Évidemment, ces choix politiques et économiques, qui ne tiennent pas compte de la distribution inégale des ressources, accentuent continuellement les inégalités sociales. Celles-ci sont d’autant plus prégnantes durant cette pandémie où certains groupes sociaux sont oubliés par les dirigeant·e·s politiques. Et pourtant, nous le verrons, notre pays, parmi les 30 plus riches du monde, possède les moyens de garantir l’accès et la qualité des soins à toutes et à tous. Mais le capitalisme mondial prône davantage le profit individuel des actionnaires du haut de l’échelle plutôt que la répartition des richesses dans l’intérêt collectif.
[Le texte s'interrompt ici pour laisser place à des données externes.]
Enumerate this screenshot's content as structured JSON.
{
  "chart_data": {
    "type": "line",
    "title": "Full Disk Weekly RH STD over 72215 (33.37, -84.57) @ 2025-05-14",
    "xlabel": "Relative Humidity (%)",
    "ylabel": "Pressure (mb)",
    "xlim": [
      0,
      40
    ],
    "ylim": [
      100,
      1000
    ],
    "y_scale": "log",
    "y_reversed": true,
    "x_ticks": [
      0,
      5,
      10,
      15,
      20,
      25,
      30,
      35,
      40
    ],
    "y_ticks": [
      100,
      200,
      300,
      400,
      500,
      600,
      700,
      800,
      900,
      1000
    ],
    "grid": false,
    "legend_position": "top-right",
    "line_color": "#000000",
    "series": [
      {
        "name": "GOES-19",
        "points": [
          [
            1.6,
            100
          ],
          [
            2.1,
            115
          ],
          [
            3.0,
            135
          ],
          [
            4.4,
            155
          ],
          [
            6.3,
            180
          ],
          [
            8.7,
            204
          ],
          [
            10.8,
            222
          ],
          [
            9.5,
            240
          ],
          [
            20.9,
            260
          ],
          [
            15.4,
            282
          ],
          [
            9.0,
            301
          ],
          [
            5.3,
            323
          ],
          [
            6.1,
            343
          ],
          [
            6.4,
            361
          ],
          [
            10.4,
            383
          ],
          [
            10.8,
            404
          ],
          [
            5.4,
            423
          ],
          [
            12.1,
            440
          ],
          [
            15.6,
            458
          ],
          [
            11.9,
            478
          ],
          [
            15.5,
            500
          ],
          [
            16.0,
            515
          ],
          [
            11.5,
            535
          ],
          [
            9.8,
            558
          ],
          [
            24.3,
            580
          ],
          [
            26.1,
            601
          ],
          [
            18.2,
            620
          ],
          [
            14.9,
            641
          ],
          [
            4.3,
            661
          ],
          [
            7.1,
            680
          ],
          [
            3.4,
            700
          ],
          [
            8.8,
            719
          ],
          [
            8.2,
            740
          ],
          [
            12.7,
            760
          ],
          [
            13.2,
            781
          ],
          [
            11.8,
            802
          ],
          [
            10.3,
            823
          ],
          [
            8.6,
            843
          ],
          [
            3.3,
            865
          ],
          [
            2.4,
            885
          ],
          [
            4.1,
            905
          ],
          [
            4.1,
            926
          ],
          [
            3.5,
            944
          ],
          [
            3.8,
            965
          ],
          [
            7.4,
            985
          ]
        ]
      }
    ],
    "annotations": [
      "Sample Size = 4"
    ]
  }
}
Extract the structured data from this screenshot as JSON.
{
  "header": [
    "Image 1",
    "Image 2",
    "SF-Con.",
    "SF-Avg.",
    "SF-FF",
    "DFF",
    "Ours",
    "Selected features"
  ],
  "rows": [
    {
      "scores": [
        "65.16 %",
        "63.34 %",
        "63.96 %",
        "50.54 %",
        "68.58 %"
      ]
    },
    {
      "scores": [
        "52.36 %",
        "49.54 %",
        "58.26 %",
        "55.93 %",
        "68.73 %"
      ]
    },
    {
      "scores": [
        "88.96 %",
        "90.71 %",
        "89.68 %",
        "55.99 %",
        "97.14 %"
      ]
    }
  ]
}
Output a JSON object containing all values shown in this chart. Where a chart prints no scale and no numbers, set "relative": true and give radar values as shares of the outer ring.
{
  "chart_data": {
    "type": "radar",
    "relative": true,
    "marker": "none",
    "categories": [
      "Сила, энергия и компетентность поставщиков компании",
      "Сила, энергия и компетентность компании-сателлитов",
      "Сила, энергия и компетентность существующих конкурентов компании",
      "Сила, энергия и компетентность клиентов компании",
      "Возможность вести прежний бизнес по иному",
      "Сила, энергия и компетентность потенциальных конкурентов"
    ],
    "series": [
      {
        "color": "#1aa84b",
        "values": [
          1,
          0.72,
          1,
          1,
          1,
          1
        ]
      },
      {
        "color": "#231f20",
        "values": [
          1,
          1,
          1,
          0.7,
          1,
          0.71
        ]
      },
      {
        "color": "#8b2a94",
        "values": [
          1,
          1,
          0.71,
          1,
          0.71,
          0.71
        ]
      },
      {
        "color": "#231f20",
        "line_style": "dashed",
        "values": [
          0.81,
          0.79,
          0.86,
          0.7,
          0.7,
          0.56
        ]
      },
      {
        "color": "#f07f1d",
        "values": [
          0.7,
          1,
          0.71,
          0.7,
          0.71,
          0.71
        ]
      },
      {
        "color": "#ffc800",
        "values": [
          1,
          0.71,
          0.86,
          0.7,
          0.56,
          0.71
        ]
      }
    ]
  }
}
La crise n’est donc pas que sanitaire : elle est aussi politique, économique, sociale et démocratique. C’est ce que cette analyse se propose d’aborder, en plein cœur des événements actuels. Progressiste, mutualiste et féministe, notre mouvement se doit de se saisir des défis d’aujourd’hui et de demain en activant des leviers de compréhension et des pistes d’alternatives. Cette crise nous offre une magnifique opportunité : celle de repenser notre vision du monde et nos priorités.